E. Dupond-Moretti et les jurés populaires : de l’art de « raccrocher sa robe en retournant sa veste »

Publié le 15/12/2022

Alors que les protestations contre la généralisation des cours criminelles départementales (CCD) s’intensifient (1), l’universitaire Benjamin Fiorini, très engagé dans la défense du jury populaire, conteste fermement les propos tenus par le garde des sceaux sur ce dossier devant l’Assemblée nationale le 13 décembre. Voici pourquoi.

E. Dupond-Moretti et les jurés populaires : de l’art de « raccrocher sa robe en retournant sa veste »
Eric Dupond-Moretti-Moretti à la rentrée solennelle du barreau le 25 novembre 2022 (Photo : ©P. Cabaret)

 

Le 13 décembre 2022, la députée Francesca Pasquini (EELV – Nupes), porteuse de la proposition de loi visant à préserver le jury populaire de cour d’assises, a questionné le garde des Sceaux Éric Dupond-Moretti sur la suite qu’il entendait donner à la généralisation des cours criminelles départementales (CCD) sans jurés. La question était doublement pertinente, d’une part au regard de l’imminence de cette généralisation prévue le 1er janvier 2023, d’autre part au regard des éléments très défavorables qui apparaissent dans le rapport du comité d’évaluation et de suivi des CCD publié en novembre 2022.

 

La réponse du garde des Sceaux mérite un décryptage tant elle apparait éloignée de la réalité de l’expérimentation telle que restituée dans le rapport d’évaluation susmentionné. Au passage, elle interroge de la part de celui qui, jadis, défendait fermement les jurés d’assises contre le type de réforme qu’il soutient aujourd’hui.

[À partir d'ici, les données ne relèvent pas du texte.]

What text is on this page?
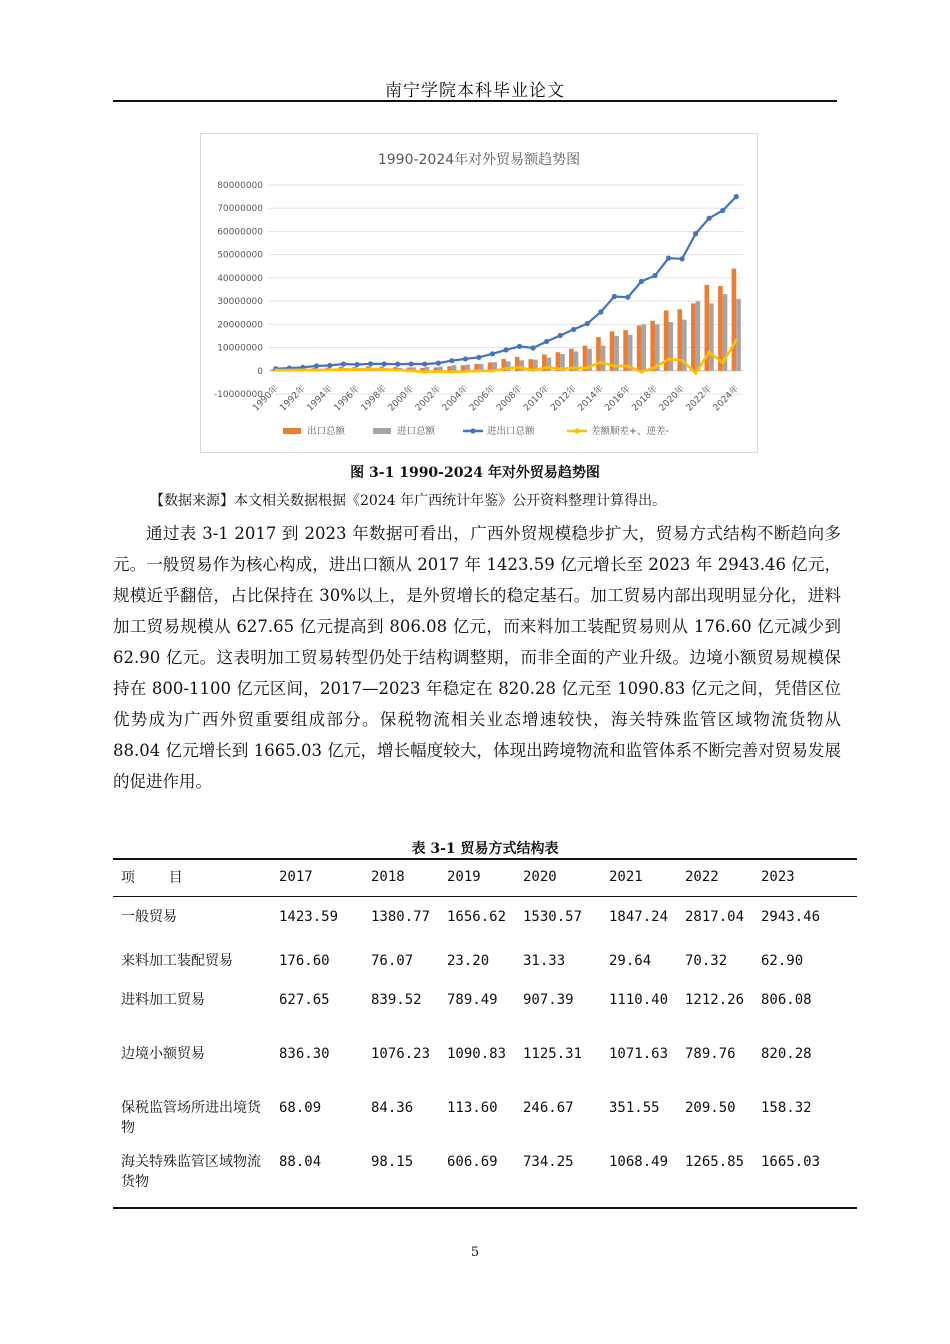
南宁学院本科毕业论文
1990-2024年对外贸易额趋势图
80000000
70000000
60000000
50000000
40000000
30000000
20000000
10000000
0
-10000000
1990年
1992年
1994年
1996年
1998年
2000年
2002年
2004年
2006年
2008年
2010年
2012年
2014年
2016年
2018年
2020年
2022年
2024年
出口总额	进口总额	进出口总额	差额顺差+、逆差-
图 3-1 1990-2024 年对外贸易趋势图
【数据来源】本文相关数据根据《2024 年广西统计年鉴》公开资料整理计算得出。

通过表 3-1 2017 到 2023 年数据可看出，广西外贸规模稳步扩大，贸易方式结构不断趋向多元。一般贸易作为核心构成，进出口额从 2017 年 1423.59 亿元增长至 2023 年 2943.46 亿元，规模近乎翻倍，占比保持在 30%以上，是外贸增长的稳定基石。加工贸易内部出现明显分化，进料加工贸易规模从 627.65 亿元提高到 806.08 亿元，而来料加工装配贸易则从 176.60 亿元减少到 62.90 亿元。这表明加工贸易转型仍处于结构调整期，而非全面的产业升级。边境小额贸易规模保持在 800-1100 亿元区间，2017—2023 年稳定在 820.28 亿元至 1090.83 亿元之间，凭借区位优势成为广西外贸重要组成部分。保税物流相关业态增速较快，海关特殊监管区域物流货物从 88.04 亿元增长到 1665.03 亿元，增长幅度较大，体现出跨境物流和监管体系不断完善对贸易发展的促进作用。

表 3-1 贸易方式结构表
项    目	2017	2018	2019	2020	2021	2022	2023
一般贸易	1423.59	1380.77	1656.62	1530.57	1847.24	2817.04	2943.46
来料加工装配贸易	176.60	76.07	23.20	31.33	29.64	70.32	62.90
进料加工贸易	627.65	839.52	789.49	907.39	1110.40	1212.26	806.08
边境小额贸易	836.30	1076.23	1090.83	1125.31	1071.63	789.76	820.28

保税监管场所进出境货物	68.09	84.36	113.60	246.67	351.55	209.50	158.32

海关特殊监管区域物流货物	88.04	98.15	606.69	734.25	1068.49	1265.85	1665.03
5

C’est ce qui a inspiré à Francesca Pasquini cette pique consistant à lui reprocher d’avoir retourné sa veste en raccrochant sa robe.

Dans la catégorie « Contrevérité »

 « En matière de violences sexuelles et sexistes, nous avons mis un terme aux insupportables correctionnalisations » (sic)

 D’après le garde des Sceaux, les CCD auraient mis fin aux correctionnalisations en matière de violences sexuelles et sexistes, c’est-à-dire à la pratique consistant à requalifier un viol en agression sexuelle pour faire juger plus rapidement l’affaire par un tribunal correctionnel.

Problème : le rapport rendu par le comité d’évaluation dit exactement le contraire, aucun phénomène de dé-correctionnalisation associé aux CCD n’a pu être mesuré !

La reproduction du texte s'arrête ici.